Servir jusqu’à mourir

 

C’est une jolie maison, ancien corps de ferme du château.
Le château a disparu avec le temps, la maison est restée.

C’est encore une fois la même raison qui m’amène sur le lieu : la maison, malgré ses charmes, son prix de vente qui a fortement baissé, ne se vend pas et les habitants qui s’sy sente mal, veulent partir. Le fils a changé de chambre, il se sentait de plus en plus mal dans la sienne et ce malaise s’est propagé à la maison.

Dans la cour, un pigeonnier, classé  monument historique, un joli atout de charme, mais qui ne parvient pas à attirer. Je rentre dans une maison que je ne vois pas. Je la trouve terne, mal agencée, je n’en vois que les défauts. Et surtout j’en ressens les présences, les morts entassés au rez de chaussée. 

Pour le Passeur d’ames, l’évidence est incompréhensible : ils sont morts de faim, barricadés dans la maison. Pourquoi? Comment peut on ne pas finir par sortir lorsque la faim atteint les limites de la vie? Il y a quelques enfants, des femmes, des hommes, vétus à la manière d’une autre époque, période révolutionnaire voir les costumes, à décoder les informations en eux.

Qu’est ce qui a pu les obliger à mourir de façon si horrible?
Ils se taisent, me regardent et ne bougent pas, habitués à servir en silence. Des ouvriers de la ferme, quelques servantes, il n’y a même pas de détresse dans leur regard, juste cette inhumaine résignation.

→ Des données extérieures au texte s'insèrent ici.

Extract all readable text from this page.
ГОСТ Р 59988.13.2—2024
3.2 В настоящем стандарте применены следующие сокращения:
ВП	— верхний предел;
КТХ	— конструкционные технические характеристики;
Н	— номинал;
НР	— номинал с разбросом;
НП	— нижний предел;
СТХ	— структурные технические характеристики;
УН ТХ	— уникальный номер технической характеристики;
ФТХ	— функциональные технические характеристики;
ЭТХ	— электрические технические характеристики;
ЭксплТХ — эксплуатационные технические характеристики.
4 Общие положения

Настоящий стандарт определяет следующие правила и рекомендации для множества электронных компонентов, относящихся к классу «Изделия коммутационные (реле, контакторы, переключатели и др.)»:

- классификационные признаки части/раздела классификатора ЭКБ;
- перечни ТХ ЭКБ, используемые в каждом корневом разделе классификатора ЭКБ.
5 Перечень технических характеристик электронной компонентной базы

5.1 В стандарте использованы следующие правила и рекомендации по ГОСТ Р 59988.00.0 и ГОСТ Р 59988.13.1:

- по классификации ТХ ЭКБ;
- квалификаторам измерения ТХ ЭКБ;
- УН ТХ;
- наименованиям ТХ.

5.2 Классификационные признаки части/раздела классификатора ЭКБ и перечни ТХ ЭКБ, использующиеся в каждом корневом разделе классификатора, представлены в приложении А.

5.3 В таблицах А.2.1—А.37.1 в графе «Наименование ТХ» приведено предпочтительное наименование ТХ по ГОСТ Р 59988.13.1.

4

Ces gens vivaient dans la crainte, c’est certain. Ce que je comprends, c’est que dehors, il y a les troupes « ennemis » et que « si on sort ils  entreront piller ». Mais il n’y a pas eu de siège et la maison n’a pas été forcée, donc les soldats sont passés assez loin pour épargner ces malheureux.

Pour comprendre, j’entreprends la visite des lieux. A l’étage je trouve deux jeunes femmes, enfermées dans une chambre, décédées elles aussi, elle sont parties d’affaiblissement, de « mélancolie » disait on alors. Elle se sont laissées dépérir et un hiver trop rude a eu raison d’elles. Je les ai aperçu, elles étaient derrière la fenêtre quand je suis arrivée. Leur drame est antérieur à celui des gens du rez de chaussée, le mystère s’épaissit. C’est sous le toit que je vais trouver la raison de cette horrible affaire.

Il y a là un homme. Il m’a entendu et il m’attend. Il est orgueilleux, rigide. « On ne désobéit pas au borgne » me dit il. Le borgne c’est lui, un bandeau masque l’oeil gauche. Il a mis fin à ces jours, d’un coup de mousquet. Il n’a pas choisi la pendaison comme souvent, pour lui c’est une mort de lache. Il a placé l’arme sous son menton pour viser et l’a frappé violemment sur le sol, le coup est parti et il est mort sur le coup.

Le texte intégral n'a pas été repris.